Film directors Parker Hill and Isabel Bethencourt were on a road trip from Montana to Texas when they met the teenage girls who would become the center of their documentary.

“We were getting gas at 2:30 in the morning on the last night of the trip and a pickup truck pulls up next to us and the girls are running around the gas station and they’re screaming at each other and they’re blasting music. And we just were so shocked to see this, like, ball of energy in the middle of a kind of dead, middle-of-the-night gas station. And we thought, ‘Well, we have to talk to them,’” Bethencourt told Texas Standard.

So they did talk to them. In fact, they hung out with them for several hours and decided to stay in touch. That turned into them making a film together: “Cusp.”

“‘Cusp’ is a largely observational film that follows three girls in rural Texas as they grow up over a summer, and it sort of looks at the highs and lows of girlhood and young adulthood,” Bethencourt said.

The specific name of the town remains unnamed to help preserve privacy, but also because it makes it more of a universal story.

The directors say they took seriously the experiences of their teenage subjects because, too often, the experiences of teenage girls are dismissed.

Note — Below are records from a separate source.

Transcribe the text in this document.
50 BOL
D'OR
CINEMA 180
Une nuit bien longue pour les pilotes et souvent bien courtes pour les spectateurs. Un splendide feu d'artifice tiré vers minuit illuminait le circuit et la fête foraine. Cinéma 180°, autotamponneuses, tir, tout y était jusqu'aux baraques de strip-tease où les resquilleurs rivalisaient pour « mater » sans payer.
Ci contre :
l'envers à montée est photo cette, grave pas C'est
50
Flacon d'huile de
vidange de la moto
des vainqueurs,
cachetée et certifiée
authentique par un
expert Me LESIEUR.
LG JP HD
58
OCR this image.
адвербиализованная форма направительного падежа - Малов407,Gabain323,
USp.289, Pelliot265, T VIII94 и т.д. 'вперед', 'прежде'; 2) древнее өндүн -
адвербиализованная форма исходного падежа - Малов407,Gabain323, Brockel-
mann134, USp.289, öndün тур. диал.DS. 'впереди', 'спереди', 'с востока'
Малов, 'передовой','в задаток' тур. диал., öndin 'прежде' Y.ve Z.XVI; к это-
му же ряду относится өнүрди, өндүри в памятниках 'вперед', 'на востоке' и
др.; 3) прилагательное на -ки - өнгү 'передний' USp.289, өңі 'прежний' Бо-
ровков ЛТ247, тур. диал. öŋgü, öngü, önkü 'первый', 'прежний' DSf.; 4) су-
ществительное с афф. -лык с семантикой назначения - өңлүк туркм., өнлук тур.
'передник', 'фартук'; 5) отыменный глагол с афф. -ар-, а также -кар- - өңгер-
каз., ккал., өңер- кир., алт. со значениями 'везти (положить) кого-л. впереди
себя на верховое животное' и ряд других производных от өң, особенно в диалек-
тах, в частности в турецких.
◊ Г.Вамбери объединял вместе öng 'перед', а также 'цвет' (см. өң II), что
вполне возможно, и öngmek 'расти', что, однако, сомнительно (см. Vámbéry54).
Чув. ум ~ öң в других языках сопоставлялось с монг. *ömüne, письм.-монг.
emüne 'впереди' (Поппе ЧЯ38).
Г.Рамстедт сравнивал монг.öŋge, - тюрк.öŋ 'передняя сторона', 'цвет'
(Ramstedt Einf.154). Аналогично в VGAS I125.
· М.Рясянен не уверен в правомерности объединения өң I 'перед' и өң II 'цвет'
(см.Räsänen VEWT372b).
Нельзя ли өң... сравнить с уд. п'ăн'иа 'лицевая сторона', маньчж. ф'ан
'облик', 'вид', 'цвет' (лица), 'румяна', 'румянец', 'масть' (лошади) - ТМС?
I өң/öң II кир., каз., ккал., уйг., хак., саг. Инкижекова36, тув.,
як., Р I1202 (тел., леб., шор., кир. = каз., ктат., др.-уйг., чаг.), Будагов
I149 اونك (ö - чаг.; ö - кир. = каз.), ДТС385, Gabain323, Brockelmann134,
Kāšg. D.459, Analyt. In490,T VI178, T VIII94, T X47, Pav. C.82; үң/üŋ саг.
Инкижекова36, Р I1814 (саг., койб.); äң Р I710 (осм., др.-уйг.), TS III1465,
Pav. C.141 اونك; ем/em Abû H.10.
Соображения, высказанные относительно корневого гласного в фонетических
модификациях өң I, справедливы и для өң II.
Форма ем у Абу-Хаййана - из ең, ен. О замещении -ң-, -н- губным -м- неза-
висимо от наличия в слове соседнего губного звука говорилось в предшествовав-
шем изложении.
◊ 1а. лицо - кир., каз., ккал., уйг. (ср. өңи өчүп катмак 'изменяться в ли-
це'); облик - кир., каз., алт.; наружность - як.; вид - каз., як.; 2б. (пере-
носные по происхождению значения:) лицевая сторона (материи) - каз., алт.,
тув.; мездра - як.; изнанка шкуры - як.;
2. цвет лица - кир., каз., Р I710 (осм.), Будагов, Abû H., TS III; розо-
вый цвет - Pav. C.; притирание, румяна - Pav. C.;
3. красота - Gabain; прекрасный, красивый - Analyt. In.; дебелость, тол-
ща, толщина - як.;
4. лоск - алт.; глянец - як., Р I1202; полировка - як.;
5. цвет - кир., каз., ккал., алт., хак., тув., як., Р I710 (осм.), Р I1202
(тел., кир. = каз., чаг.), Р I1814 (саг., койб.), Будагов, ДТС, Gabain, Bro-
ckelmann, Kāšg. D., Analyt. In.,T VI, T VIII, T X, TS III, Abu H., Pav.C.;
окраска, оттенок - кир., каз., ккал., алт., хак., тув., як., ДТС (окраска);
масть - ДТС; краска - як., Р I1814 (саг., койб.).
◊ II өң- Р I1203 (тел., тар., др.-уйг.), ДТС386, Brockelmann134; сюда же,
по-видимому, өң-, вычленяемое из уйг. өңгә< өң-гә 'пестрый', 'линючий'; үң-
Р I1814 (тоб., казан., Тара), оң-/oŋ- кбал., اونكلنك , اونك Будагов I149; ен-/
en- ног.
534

“Everyone’s experience matters, and you shouldn’t even dismiss your own experience,” Hill told the Standard. “I think a lot of what people are going through is, like, unknowingly common. … We were really struck by how casually and often the girls, boys, groups of friends, they would talk about things like rape and sexual assault. And they were all very matter of fact about it, as if it was kind of like an inherent part of growing up for them.”

Part of the healing of that trauma was the act of filmmaking itself.

“They all kind of speak to, like, hoping that other people get the confidence and courage and comfort to feel safe to open up about what’s going on,” Hill said.

Hill and Bethencourt were awarded a Special Jury Award for emerging filmmakers at the 2021 Sundance Film Festival. “Cusp” was also an official selection at the 2021 Austin Film Festival.

“Cusp” is showing in theaters in New York and Los Angeles and will be on Showtime’s streaming platform on Nov. 26.